A vessel hired to search for Malaysia Airlines Flight MH370 and solve one of the world’s greatest aviation mysteries has reached the remote spot in the Indian Ocean where Australian scientists believe the plane went down, Reuters shipping data shows.
Flight MH370 disappeared en route from Kuala Lumpur to Beijing in March 2014 with 239 people, mostly Chinese, on board.
Investigators believe someone may have deliberately switched off MH370’s transponder before diverting it over the Indian Ocean. Debris has been collected from Indian Ocean islands and Africa’s east coast and at least three pieces have been confirmed as coming from the missing plane.
Malaysia agreed earlier this month to pay U.S. firm Ocean Infinity up to $70 million if it finds the plane within 90 days. The search vessel, the Seabed Constructor, set off from Durban, South Africa, on Jan. 3.

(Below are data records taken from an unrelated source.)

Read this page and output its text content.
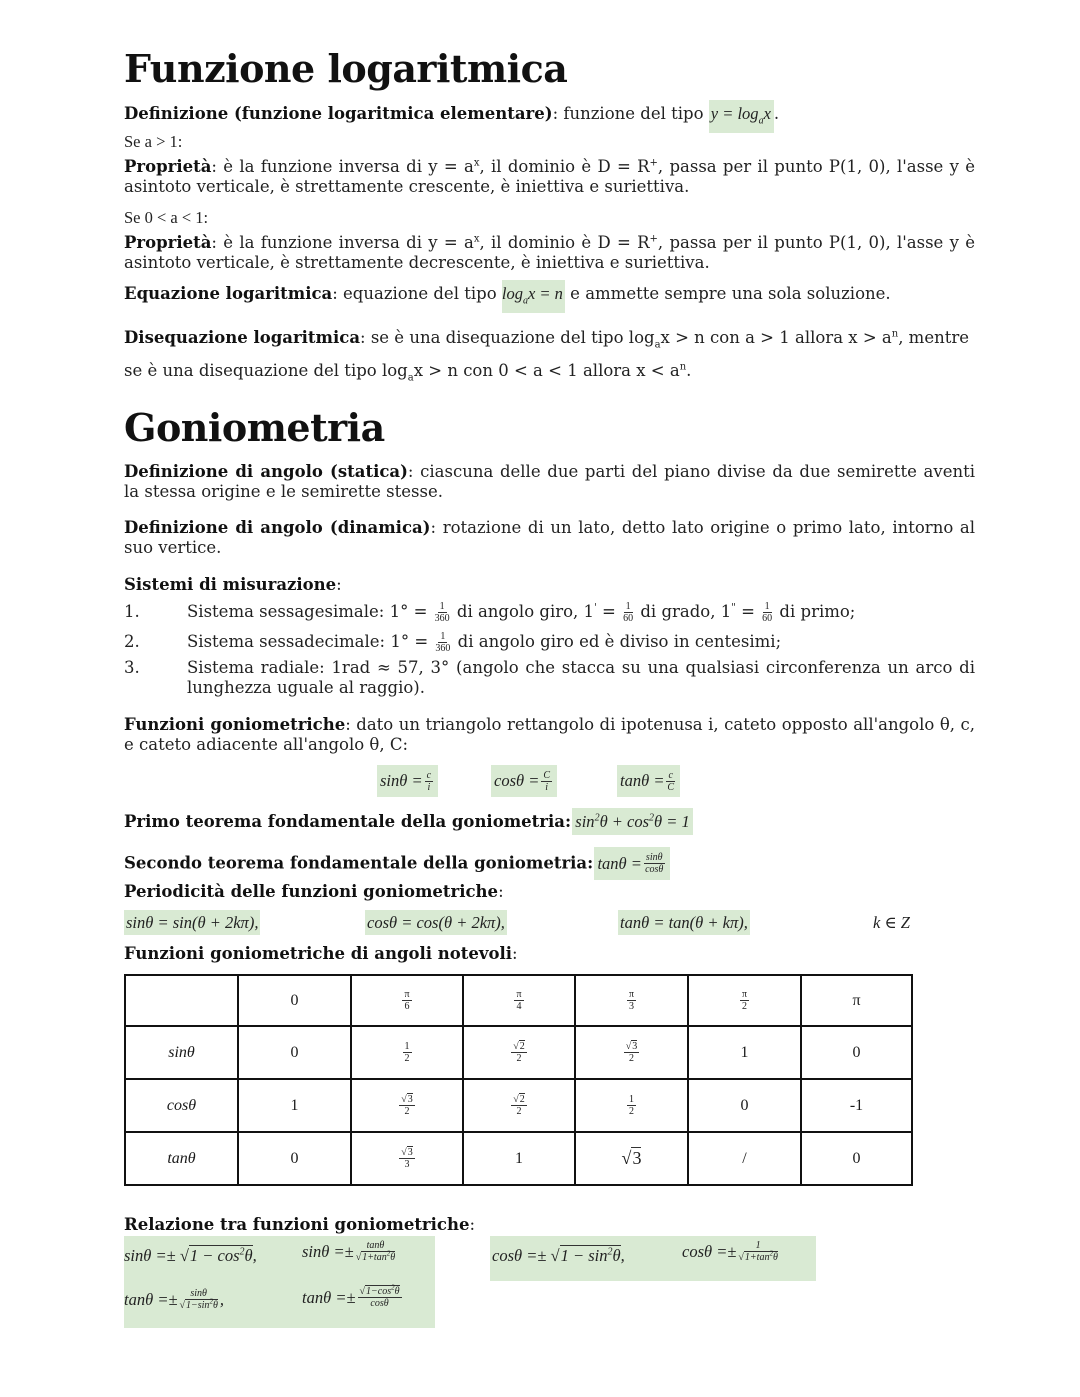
Funzione logaritmica
Definizione (funzione logaritmica elementare): funzione del tipo $y = \log_ax$ .
Se a > 1:
Proprietà: è la funzione inversa di $y = a^x$, il dominio è D = R+, passa per il punto P(1, 0), l'asse y è asintoto verticale, è strettamente crescente, è iniettiva e suriettiva.
Se 0 < a < 1:
Proprietà: è la funzione inversa di $y = a^x$, il dominio è D = R+, passa per il punto P(1, 0), l'asse y è asintoto verticale, è strettamente decrescente, è iniettiva e suriettiva.
Equazione logaritmica: equazione del tipo $\log_ax = n$ e ammette sempre una sola soluzione.
Disequazione logaritmica: se è una disequazione del tipo $\log_ax > n$ con a > 1 allora $x > a^n$, mentre
se è una disequazione del tipo $\log_ax > n$ con 0 < a < 1 allora $x < a^n$.
Goniometria
Definizione di angolo (statica): ciascuna delle due parti del piano divise da due semirette aventi la stessa origine e le semirette stesse.
Definizione di angolo (dinamica): rotazione di un lato, detto lato origine o primo lato, intorno al suo vertice.
Sistemi di misurazione:
1.	Sistema sessagesimale: $1^\circ = \frac{1}{360}$ di angolo giro, $1' = \frac{1}{60}$ di grado, $1^" = \frac{1}{60}$ di primo;
2.	Sistema sessadecimale: $1^\circ = \frac{1}{360}$ di angolo giro ed è diviso in centesimi;
3.	Sistema radiale: 1rad ≈ 57, 3° (angolo che stacca su una qualsiasi circonferenza un arco di lunghezza uguale al raggio).
Funzioni goniometriche: dato un triangolo rettangolo di ipotenusa i, cateto opposto all'angolo θ, c, e cateto adiacente all'angolo θ, C:
$\sin\theta = \frac{c}{i}$	$\cos\theta = \frac{C}{i}$	$\tan\theta = \frac{c}{C}$
Primo teorema fondamentale della goniometria: $\sin^2\theta + \cos^2\theta = 1$
Secondo teorema fondamentale della goniometria: $\tan\theta = \frac{\sin\theta}{\cos\theta}$
Periodicità delle funzioni goniometriche:
sinθ = sin(θ + 2kπ),	cosθ = cos(θ + 2kπ),	tanθ = tan(θ + kπ),	k ∈ Z
Funzioni goniometriche di angoli notevoli:
	0	$\frac{\pi}{6}$	$\frac{\pi}{4}$	$\frac{\pi}{3}$	$\frac{\pi}{2}$	π
sinθ	0	$\frac{1}{2}$	$\frac{√2}{2}$	$\frac{√3}{2}$	1	0
cosθ	1	$\frac{√3}{2}$	$\frac{√2}{2}$	$\frac{1}{2}$	0	-1
tanθ	0	$\frac{√3}{3}$	1	√3	/	0
Relazione tra funzioni goniometriche:
$\sin\theta =\pm √1 - \cos^2\theta$,	$\sin\theta =\pm \frac{\tan\theta}{√1+\tan^2\theta}$	$\cos\theta =\pm √1 - \sin^2\theta$,	$\cos\theta =\pm \frac{1}{√1+\tan^2\theta}$
$\tan\theta =\pm \frac{\sin\theta}{√1-\sin^2\theta}$ ,	$\tan\theta =\pm \frac{√1-\cos^2\theta}{\cos\theta}$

The vessel is equipped with eight autonomous submersibles that can search a wide area of sea floor much faster than the tethered scanners used in previous searches, Charitha Pattiaratchi, professor of coastal oceanography at the University of Western Australia, told Reuters by phone from Colombo.
“If they don’t find anything in the 90 days…I think that would be the end for decades – this is like the final effort, if you like,” he said.
Reuters data, which is supplied from an automated tracking system, shows the vessel reached the search zone on Sunday and on Tuesday was tracking towards a spot that Australia’s scientific agency believes with “unprecedented precision and certainty” is the most likely location of the aircraft.
Texas-based Ocean Infinity could not be reached outside business hours at offices in Houston and London.
Australia, Malaysia and China called off their two-year search for the plane a year ago after finding nothing in a 120,000-sq-km underwater search zone.